Schmidt also recognized that even the talented psychic needed to be comfortable in their surroundings to have the greatest psychokinetic outcomes. He would come to their homes with a random number generator and wait until they were “psyched” for the test. He was patient and upbeat with everyone and his results showed positive hits well above the average. Those scientists who attempted to replicate his results fared far worse. Why? They didn’t understand that psychic ability is mercurial and techy. They put subjects in uncomfortable labs and gave them no incentive for success, just a few dollars for participation. That’s like giving every little leaguer a trophy because they showed up to games. 

In “The Miracle Club” Horowitz spends several chapters discussing, in detail, how to reach a desired goal. He explains the methods of Émile Coué (a psychologist who used autosuggestion for psychotherapy), and Neville Goddard (who used autosuggestion to make things happen in his life) which correlate quite nicely with the methods employed by successful psychics. I had participated in an experiment at the Rhine Research Center testing whether a meditative state would increase my psychic ability. We spent a couple of hours a week learning autosuggestion during meditation to obtain a goal (one of our choosing). We were tested in the ganzfeld room before we were taught this method and then again soon thereafter. Up to that point, I had been using a form of Transcendental meditation that I had learned from taking Aikido classes, but this one was more focused and intentional. This type of meditation is shallower and does not involve completely clearing one’s mind of all thoughts, rather it allows to focus on a desired effect in a very relaxed state like when you start to fall asleep (hypnagogic state).

Another method of focused intention is taught by Bill Bengston called Image Cycling. The practitioner chooses twenty goals each with an associated symbol. For instance, if you’d like a particular car, you would write it up in a journal and then picture a steering wheel. The cycling begins slowly at first and then speeds up significantly until you are visualizing all twenty icons in less than a second. Bill claims that this gets the practitioner into a receptive state. His method is currently used as a psychic healing technique; however, those healing practitioners also get something off their list. My friend Susan got the car she wanted and had to replace that desire with another in her journal. Basically, it’s a win/win for both the healing practitioner and the patient.

Positive visualizations require two things. First, the imagined scene needs to be a completed task. For instance, if you want to get a certain number on the dice, you visualize the dice being thrown and ending on that number. If you want that job, you must see the supervisor shaking your hand. It’s not enough just to see these things, you must feel the handshake or hear the sounds of a casino when the dice falls. It’s like a total immersion fantasy that you believe with all your heart will come true.
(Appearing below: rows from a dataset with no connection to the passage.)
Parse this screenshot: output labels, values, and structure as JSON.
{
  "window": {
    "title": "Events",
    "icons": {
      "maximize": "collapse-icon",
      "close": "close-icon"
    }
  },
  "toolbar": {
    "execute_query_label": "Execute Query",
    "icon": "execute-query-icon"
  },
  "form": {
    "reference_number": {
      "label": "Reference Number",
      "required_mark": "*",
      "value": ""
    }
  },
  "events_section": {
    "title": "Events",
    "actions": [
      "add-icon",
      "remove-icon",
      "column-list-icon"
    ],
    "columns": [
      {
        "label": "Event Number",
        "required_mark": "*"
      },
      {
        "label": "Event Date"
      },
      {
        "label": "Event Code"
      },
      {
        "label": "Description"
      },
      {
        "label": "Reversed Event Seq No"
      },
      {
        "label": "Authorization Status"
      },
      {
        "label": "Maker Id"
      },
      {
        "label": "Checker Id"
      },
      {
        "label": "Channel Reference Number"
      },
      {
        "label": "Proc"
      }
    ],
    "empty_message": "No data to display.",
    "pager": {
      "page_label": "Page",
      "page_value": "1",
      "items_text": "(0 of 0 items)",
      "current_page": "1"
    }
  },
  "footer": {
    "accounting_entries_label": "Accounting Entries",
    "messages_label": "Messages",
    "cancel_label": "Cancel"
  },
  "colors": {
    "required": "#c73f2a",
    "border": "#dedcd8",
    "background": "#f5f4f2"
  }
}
Secondly, the mind needs to be in a receptive state. Goddard and Coué both employed the hypnagogic state to employ their statement of intent. It also works when just waking up, during intentional meditation, or using Bengston’s image cycle.
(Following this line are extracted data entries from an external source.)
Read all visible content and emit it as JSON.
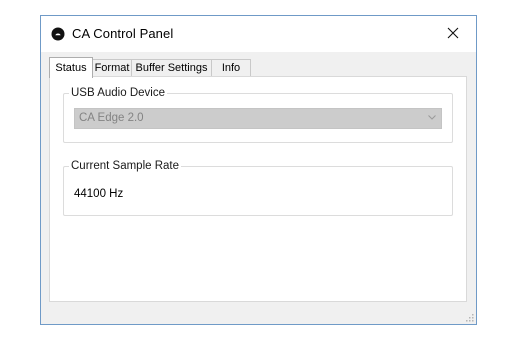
{
  "window": {
    "title": "CA Control Panel",
    "close_glyph": "✕"
  },
  "tabs": [
    {
      "label": "Status",
      "active": true
    },
    {
      "label": "Format",
      "active": false
    },
    {
      "label": "Buffer Settings",
      "active": false
    },
    {
      "label": "Info",
      "active": false
    }
  ],
  "status": {
    "usb_group": {
      "label": "USB Audio Device",
      "selected_device": "CA Edge 2.0",
      "enabled": false
    },
    "rate_group": {
      "label": "Current Sample Rate",
      "value": "44100 Hz"
    }
  },
  "colors": {
    "window_border": "#6f9ac7",
    "client_bg": "#f0f0f0",
    "disabled_combo_bg": "#cccccc",
    "disabled_text": "#838383"
  },
  "icons": {
    "app": "ca-logo-icon",
    "close": "close-icon",
    "dropdown": "chevron-down-icon",
    "grip": "resize-grip-icon"
  }
}
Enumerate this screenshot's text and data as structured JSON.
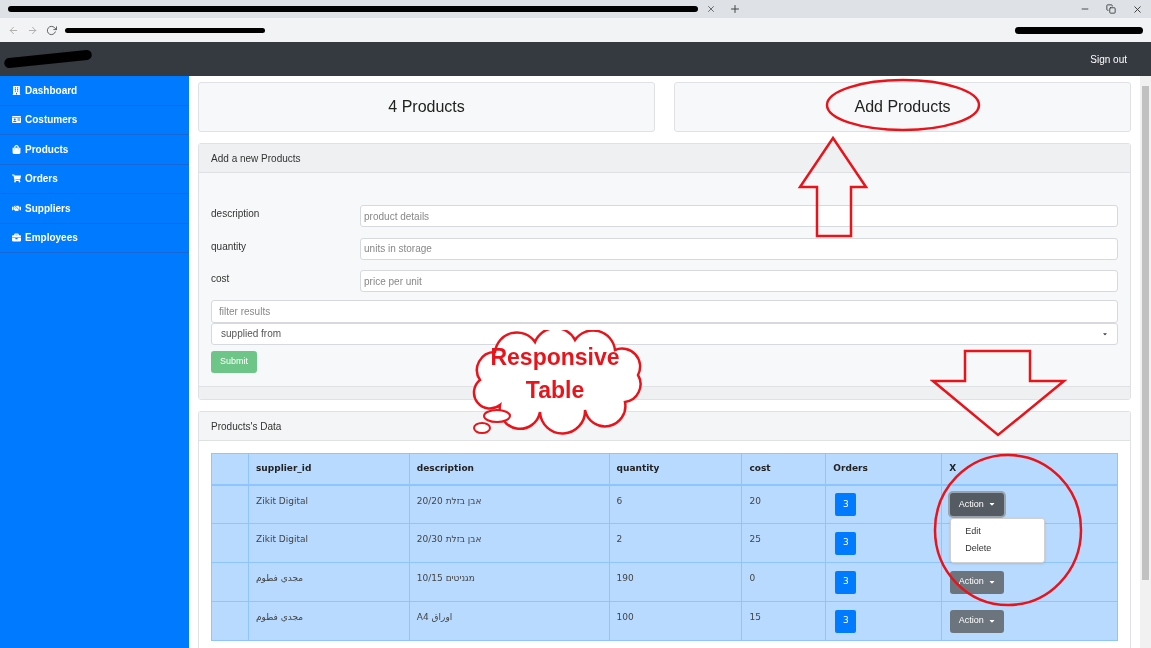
{
  "navbar": {
    "sign_out": "Sign out"
  },
  "sidebar": {
    "items": [
      {
        "label": "Dashboard"
      },
      {
        "label": "Costumers"
      },
      {
        "label": "Products"
      },
      {
        "label": "Orders"
      },
      {
        "label": "Suppliers"
      },
      {
        "label": "Employees"
      }
    ]
  },
  "summary_cards": [
    {
      "title": "4 Products"
    },
    {
      "title": "Add Products"
    }
  ],
  "form": {
    "title": "Add a new Products",
    "fields": [
      {
        "label": "description",
        "placeholder": "product details"
      },
      {
        "label": "quantity",
        "placeholder": "units in storage"
      },
      {
        "label": "cost",
        "placeholder": "price per unit"
      }
    ],
    "filter": {
      "placeholder": "filter results"
    },
    "select": {
      "value": "supplied from"
    },
    "submit": "Submit"
  },
  "table": {
    "title": "Products's Data",
    "columns": [
      "supplier_id",
      "description",
      "quantity",
      "cost",
      "Orders",
      "X"
    ],
    "rows": [
      {
        "supplier_id": "Zikit Digital",
        "description": "אבן בזלת 20/20",
        "quantity": "6",
        "cost": "20",
        "orders": "3",
        "action": "Action",
        "expanded": true,
        "menu": [
          "Edit",
          "Delete"
        ]
      },
      {
        "supplier_id": "Zikit Digital",
        "description": "אבן בזלת 20/30",
        "quantity": "2",
        "cost": "25",
        "orders": "3"
      },
      {
        "supplier_id": "مجدي فطوم",
        "description": "מגניטים 10/15",
        "quantity": "190",
        "cost": "0",
        "orders": "3",
        "action": "Action",
        "expanded": false
      },
      {
        "supplier_id": "مجدي فطوم",
        "description": "A4 اوراق",
        "quantity": "100",
        "cost": "15",
        "orders": "3",
        "action": "Action",
        "expanded": false
      }
    ]
  },
  "annotation": {
    "callout": [
      "Responsive",
      "Table"
    ]
  }
}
No one knows how this works, though Horowitz does describe some possible hypotheses in the book, mostly having to do with quantum mechanics. I have a different hypothesis which several physicists (the number continues to grow) like Max Planck also consider as necessary to any physics equation, that of consciousness. If consciousness permeates all things, all things can be manipulated and our reality is not as fixed as we might believe. Back a decade or so ago, I enjoyed playing MMORPGs like Everquest. I had an avatar in the game that I manipulated to do my bidding. The software engineers made that place a reality for my avatar and they manipulated her reality while I took her places I wanted her to go. I think of life on planet Earth as avatars that consciousness inhabits in a reality that it programmed. With practice, we can manipulate that reality just a bit.